New Hire Assessment Screening and Retention
PAULA POMPA-CRAVEN (Easterseals Southern California)
Abstract: ABA frontline interventionist retention is often an area of clinical and financial concern for organizations. The current job market indicates a lack of supply and increased demand for this position. In addition, the retention rate for this position is often low. The goal of this study is to use a data driven talent assessment tool to determine a process to understand what makes the frontline interventionist unique in their role and what are the key factors within the role that lead to interventionists who stay in the position. Offering the PeopleBest™ Assessment to all new interventionists within a six month period, a JobFit template was created to provide a framework for the position and a Fit score was obtained for a sample of 143 of 280 new hires. Both retention rates and Fit scores were established. The 143 interventionists who completed the survey had a 67% retention rate after six months. Of the 143, those who had a Fit Score of 50 and above, had a 78% retention rate. This presentation will review the use of the PeopleBest™ Assessment and the implications for its use as a possible tool to assist with the selection of new hires in the field of ABA.
The Influence of Base Pay Compensation on Behavior Technician Turnover
MEGHAN HERRON (Easterseals Southern California)
Abstract: Turnover of staff in the human service setting can result in disruptions to services and can negatively affect customer satisfaction. Research specific to turnover within the ABA field is scarce, but Behavior Interventionists (BIs) providing in-home ABA services to individuals with autism share many qualities found in other fields to correlate with high turnover rates such as part-time status, low wages, split shifts, and reduced hours due to client cancellations and availability changes. Previous studies have found that increased compensation can reduce turnover or intention to turnover. Caillier (2018) found that the availability of various benefits decreased intention to turnover and Buykx et al. (2010) report that both direct and indirect compensation (i.e., salary and benefits) is the most common strategy used to address turnover and retention issues. The purpose of the current study is to analyze the effects of a base pay compensation provided to those regularly scheduled at least 20 hours per week regardless of shift and appointment cancellations outside of the staff members’ control on intention to turnover and actual turnover rates of BIs providing in-home ABA services to individuals with autism.
The Influence of Peer Mentors on New Behavior Technician Turnover
RICK GUTIERREZ (Easterseals of Southern California)
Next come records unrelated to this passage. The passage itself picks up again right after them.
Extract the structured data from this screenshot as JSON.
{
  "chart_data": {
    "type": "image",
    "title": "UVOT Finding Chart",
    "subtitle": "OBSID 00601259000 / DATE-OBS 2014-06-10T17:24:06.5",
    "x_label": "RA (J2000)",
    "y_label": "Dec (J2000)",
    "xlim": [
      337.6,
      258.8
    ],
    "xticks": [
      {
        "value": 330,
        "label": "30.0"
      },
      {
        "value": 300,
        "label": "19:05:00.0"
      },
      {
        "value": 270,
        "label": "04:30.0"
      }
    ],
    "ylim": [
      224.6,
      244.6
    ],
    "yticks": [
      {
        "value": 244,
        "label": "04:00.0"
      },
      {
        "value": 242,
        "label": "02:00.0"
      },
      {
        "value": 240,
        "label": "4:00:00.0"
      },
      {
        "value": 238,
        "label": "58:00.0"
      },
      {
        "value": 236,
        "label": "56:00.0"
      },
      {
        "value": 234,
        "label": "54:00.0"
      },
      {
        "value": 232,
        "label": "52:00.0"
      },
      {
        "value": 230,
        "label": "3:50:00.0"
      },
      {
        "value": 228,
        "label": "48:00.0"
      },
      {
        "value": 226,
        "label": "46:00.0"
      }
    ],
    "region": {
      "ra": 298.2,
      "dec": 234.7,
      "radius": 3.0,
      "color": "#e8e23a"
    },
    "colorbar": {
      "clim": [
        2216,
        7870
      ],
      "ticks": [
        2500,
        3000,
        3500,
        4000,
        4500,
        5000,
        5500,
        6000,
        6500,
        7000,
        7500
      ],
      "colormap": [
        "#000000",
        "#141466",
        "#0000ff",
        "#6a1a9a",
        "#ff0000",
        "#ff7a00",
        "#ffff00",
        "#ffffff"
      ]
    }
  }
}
Abstract: Peer support, peer mentorship, or peer coaching and its relation to staff turnover has been evaluated across health care fields. The cost-benefit analysis of these programs suggests that an organization can have a greater cost savings advantages when deploying such programs. Furthermore, it can also act as an abolishing motivation for staff turnover, as well as reduce the actual rate of staff turnover. Peer support is a form of peer mentorship. It has been found to be a key predictor of reasons for staff to stay with an organization. While peer support have been used across other industries, it has yet to be examined with new behavior technicians within the ABA industry. This is significant as many behavior technicians are recent graduates, early in their career, and are more at risk for turnover. The current study added to the literature on peer support by exploring the influence of peer support on newly hired behavior technician and the turnover rate. An experimental design was used to demonstrate the effect of peer support on staff turnover. The preliminary results of this research indicates that peer mentorship of new behavior technicians can reduce staff turnover.